History

In the summer of 1971, Herman Dilmore conducted a Suzuki teacher training workshop in London, Ontario, and one of the people who attended this course was Bruce Johnston, a high school music teacher in the Toronto area.  It was Bruce’s wife, Jean, however, who was a violinist and took this training the following summer, and started the Thornhill School of Suzuki String Teaching, first at her home then at Toronto Montessori Schools.  The son of the principal of this school, Helma Trass, was the program’s first student.  Bruce had also participated in the program as a cello teacher using the Sato adaptation of the Suzuki approach. Jean became involved in audiopsychophonology and in 1977, a violinist-parent, Rinie Hoppe, was hired to take over the program until September 1979 when Wendy Seravalle-Smith was hired.
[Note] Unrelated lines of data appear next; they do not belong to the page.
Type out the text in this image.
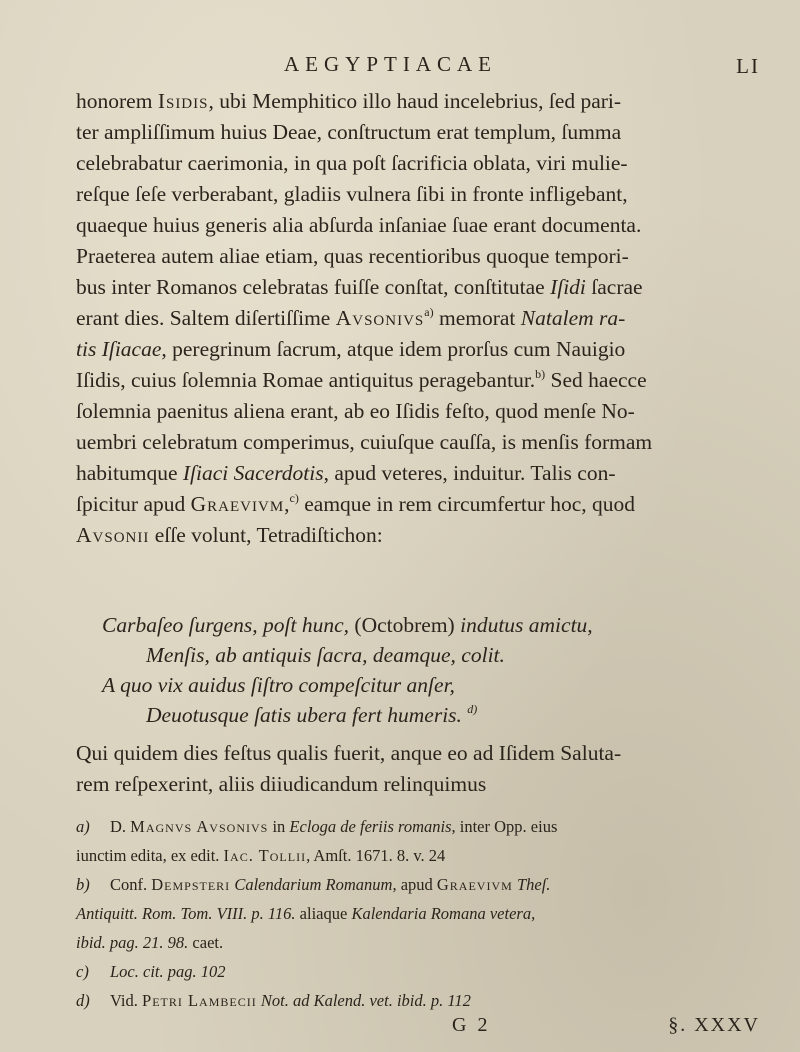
AEGYPTIACAE	LI
honorem Isidis, ubi Memphitico illo haud incelebrius, ſed pari-
ter ampliſſimum huius Deae, conſtructum erat templum, ſumma
celebrabatur caerimonia, in qua poſt ſacrificia oblata, viri mulie-
reſque ſeſe verberabant, gladiis vulnera ſibi in fronte infligebant,
quaeque huius generis alia abſurda inſaniae ſuae erant documenta.
Praeterea autem aliae etiam, quas recentioribus quoque tempori-
bus inter Romanos celebratas fuiſſe conſtat, conſtitutae Iſidi ſacrae
erant dies. Saltem diſertiſſime Avsonivs$^{a)}$ memorat Natalem ra-
tis Iſiacae, peregrinum ſacrum, atque idem prorſus cum Nauigio
Iſidis, cuius ſolemnia Romae antiquitus peragebantur.$^{b)}$ Sed haecce
ſolemnia paenitus aliena erant, ab eo Iſidis feſto, quod menſe No-
uembri celebratum comperimus, cuiuſque cauſſa, is menſis formam
habitumque Iſiaci Sacerdotis, apud veteres, induitur. Talis con-
ſpicitur apud Graevivm,$^{c)}$ eamque in rem circumfertur hoc, quod
Avsonii eſſe volunt, Tetradiſtichon:
Carbaſeo ſurgens, poſt hunc, (Octobrem) indutus amictu,
Menſis, ab antiquis ſacra, deamque, colit.
A quo vix auidus ſiſtro compeſcitur anſer,
Deuotusque ſatis ubera fert humeris. $^{d)}$
Qui quidem dies feſtus qualis fuerit, anque eo ad Iſidem Saluta-
rem reſpexerint, aliis diiudicandum relinquimus
a) D. Magnvs Avsonivs in Ecloga de feriis romanis, inter Opp. eius
iunctim edita, ex edit. Iac. Tollii, Amſt. 1671. 8. v. 24
b) Conf. Dempsteri Calendarium Romanum, apud Graevivm Theſ.
Antiquitt. Rom. Tom. VIII. p. 116. aliaque Kalendaria Romana vetera,
ibid. pag. 21. 98. caet.
c) Loc. cit. pag. 102
d) Vid. Petri Lambecii Not. ad Kalend. vet. ibid. p. 112
G 2	§. XXXV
Wendy was first exposed to Suzuki materials in her high school music class with Bruce Johnston, but then took Karen Dilmore-Zielinski’s pedagogical course while studying at the University of Western Ontario. While Wendy was at Althouse Faculty of Education in 1979, Professor Patrick Burroughs, whose daughter, Lisa, was studying Suzuki violin, invited Daphne Hughes to come and talk about the Suzuki Method and teaching.

In the Spring of 1979, Wendy noticed a job opening for the Toronto Montessori Schools Suzuki Program and applied not knowing the connection with her former high school teacher. Wendy taught at Toronto Montessori Schools until June 1985 at which time an independent program was established using the name Thornhill School of Suzuki String Teaching, with the permission of Jean and Bruce Johnston who started the program in 1972.

The Thornhill School of Suzuki String Teaching has available the Bruce Johnston Memorial Scholarship to assist program students to attend a Suzuki Summer Institute.